Booker looks to close the deal

Posted: August 13, 2013

THERE'S A 60 percent chance that scattered showers will ruin beach days up and down the Jersey Shore tomorrow, only slightly higher than Cory Booker's lead in the race to become the state's next senator.

Thunder clouds would bode well for Booker, the mayor of Newark, and his rivals in both parties if they keep voters off the sand and give them one less excuse to skip their polling places for tomorrow's unusually timed U.S. Senate primary.

"It's a special election in the height of summer-vacation season. People aren't going to return from the Shore or the Poconos or Disney World to vote," said Richard Harris, head of the political science department at Rutgers University in Camden. "Turnout is going to be very low."

Booker was out yesterday afternoon reminding voters that he wasn't just a smiling face they've seen on television - his blue campaign bus parked in a sprawling housing development in suburban Egg Harbor Township, Atlantic County. "Hello, how are you," Booker, dressed in jeans and a blazer said after Malachi and Michele Washington answered their door.

"Cory, I'll tell you, you've got at least seven votes in this house," Malachi Washington, 63, replied.

Booker, 44, has a "seemingly unbeatable" lead, a recent Quinnipiac University poll concluded, against a crowded field of qualified Democrats trying to fill the late Sen. Frank Lautenberg's seat. Booker's opponents include U.S. Reps Frank Pallone and Rush Holt from New Jersey's 6th and 12th districts, and State Assembly Speaker Sheila Oliver.

Booker had 54 percent of likely Democratic voters behind him, according to Quinnipiac, and he's already had to deny rumors he was seeking a 2016 presidential bid as his opponents look for statewide name recognition.

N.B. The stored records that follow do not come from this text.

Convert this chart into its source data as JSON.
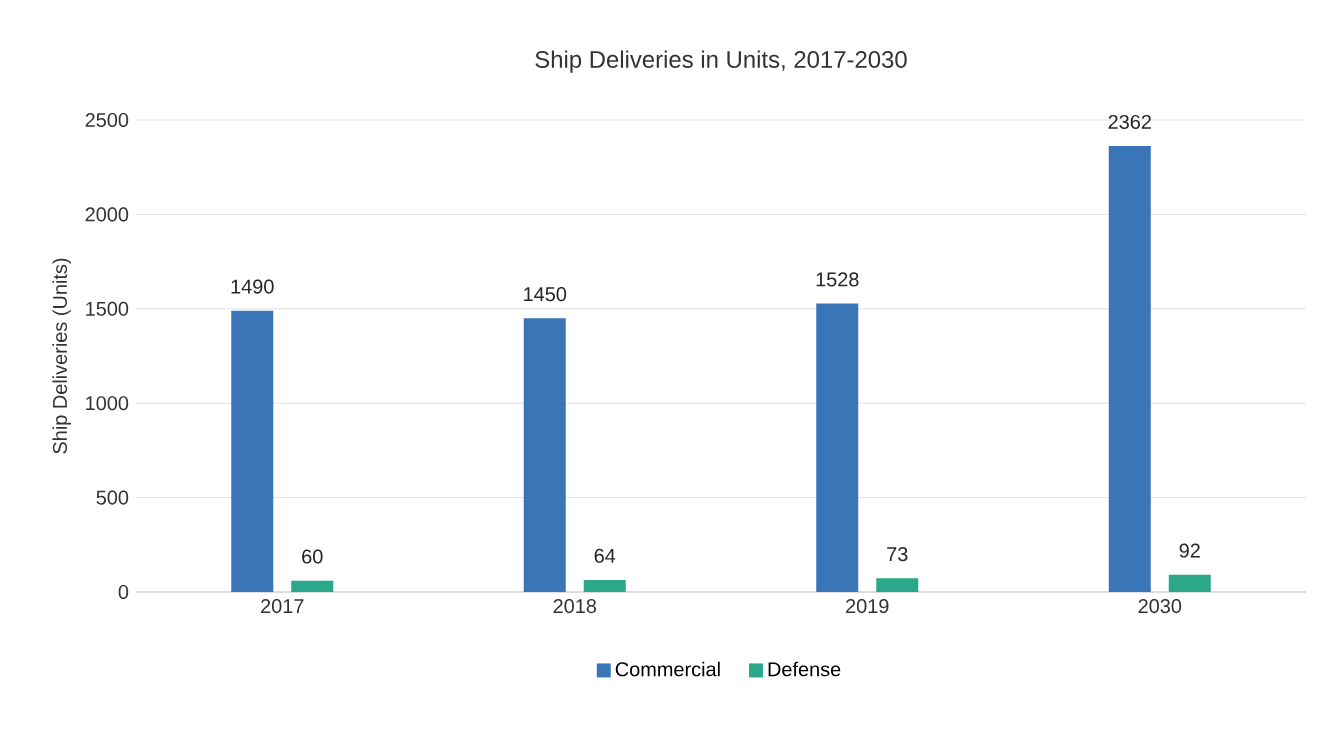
{
  "chart_data": {
    "type": "bar",
    "title": "Ship Deliveries in Units, 2017-2030",
    "ylabel": "Ship Deliveries (Units)",
    "categories": [
      "2017",
      "2018",
      "2019",
      "2030"
    ],
    "series": [
      {
        "name": "Commercial",
        "color": "#3a75b8",
        "values": [
          1490,
          1450,
          1528,
          2362
        ]
      },
      {
        "name": "Defense",
        "color": "#2ba88a",
        "values": [
          60,
          64,
          73,
          92
        ]
      }
    ],
    "ylim": [
      0,
      2500
    ],
    "yticks": [
      0,
      500,
      1000,
      1500,
      2000,
      2500
    ],
    "grid": "y",
    "legend": "bottom",
    "data_labels": true
  }
}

Pallone, 61, from Monmouth County, is running a distant second to Booker in polls, with 17 percent of likely voters telling Quinnipiac they'd vote for him. For the GOP, Steve Lonegan, the former mayor of Bogota in Bergen County, had an even larger lead, 74-10, against his opponent, Somerset County physician Alieta Eck, and he's spent much of his campaign focusing on Booker and the special general election on October.

The last Republican elected to the Senate in New Jersey was Clifford Case in 1972, and although polls have Booker beating Lonegan handily in the general election, he said the phenomenon of Gov. Chris Christie is proof a conservative can win in the state.

"This isn't a state that wants to elect extreme liberals," Lonegan told the Daily News yesterday.

Holt, 64, believes there's a vast difference in how far he and his opponents, particularly Booker, lean to the left on the issues. Holt has called for repealing the Patriot Act and taxing stock trades, and he recently received the endorsement of the New Jersey chapter of the National Organization for Women.

"I'm the progressive in this race and I'm the proud progressive," the former scientist and five-time "Jeopardy!" winner told the Daily News.

Both Holt and Lonegan believe Booker has gotten a "pass" from the media, claiming he's already been crowned by political observers across the country.

"It's presumptuous for anybody to say they know how this is going to work out. I'm the one who has faced tough elections in the past and won," said Holt, who was first elected to the House in 1998.

There have been recent reports in the New York Times and New York Post detailing Booker's financial ties to Silicon Valley executives and alleged "confidential" payouts he received from his former law firm while serving as mayor.

The Republican Lonegan said the stories were more evidence that Booker was "beholden to Google and Facebook" but he also believes Booker's stewardship over Newark has been a failure, saying the city continues to struggle with violence, unemployment and a troubled school system.

"Cory Booker used Newark as a steppingstone for speaking engagements all across the country," he said.

Booker has been planning for this Senate race for much longer than the other candidates, an ambition that irked Lautenberg's camp before the senator died in June at 89. Lautenberg's family has endorsed Pallone, saying "gimmicks and celebrity status won't get you very far in the real battles that Democrats face in the future."

Booker still needs to turn his popularity, his 1.4 million Twitter followers and star-studded support from the likes of Oprah Winfrey, into actual votes, political observers said.

"Just because Booker is popular, it doesn't mean people are going to show up to the polls on Tuesday," said Ben Dworkin, director of the Rebovich Institute for New Jersey Politics at Rider University. "The challenge for the Booker team is to make sure all those people who know him and like him actually get out there and vote."

That was the game plan behind the bus tour, Booker said yesterday in Egg Harbor Township. He visited about a half-dozen homes of people who appeared to be expecting him, strolling past perfect lawns and pumpkin patches with state Sen. Jim Whelan and his team, cameras and video equipment in tow.

"This is how I started out, underdogging in Newark, and we ended up pulling out high voter turnout," he said before getting on the bus and heading to a rally in Atlantic City. "It engages the voters."

Back at the Washington home, Malachi and Michele figured they'd actually have about nine people voting for Booker when they included all the grandchildren.

"I come at it from feeling," Malachi Washington said in his living room, "and I'm feeling really good about his candidacy right now."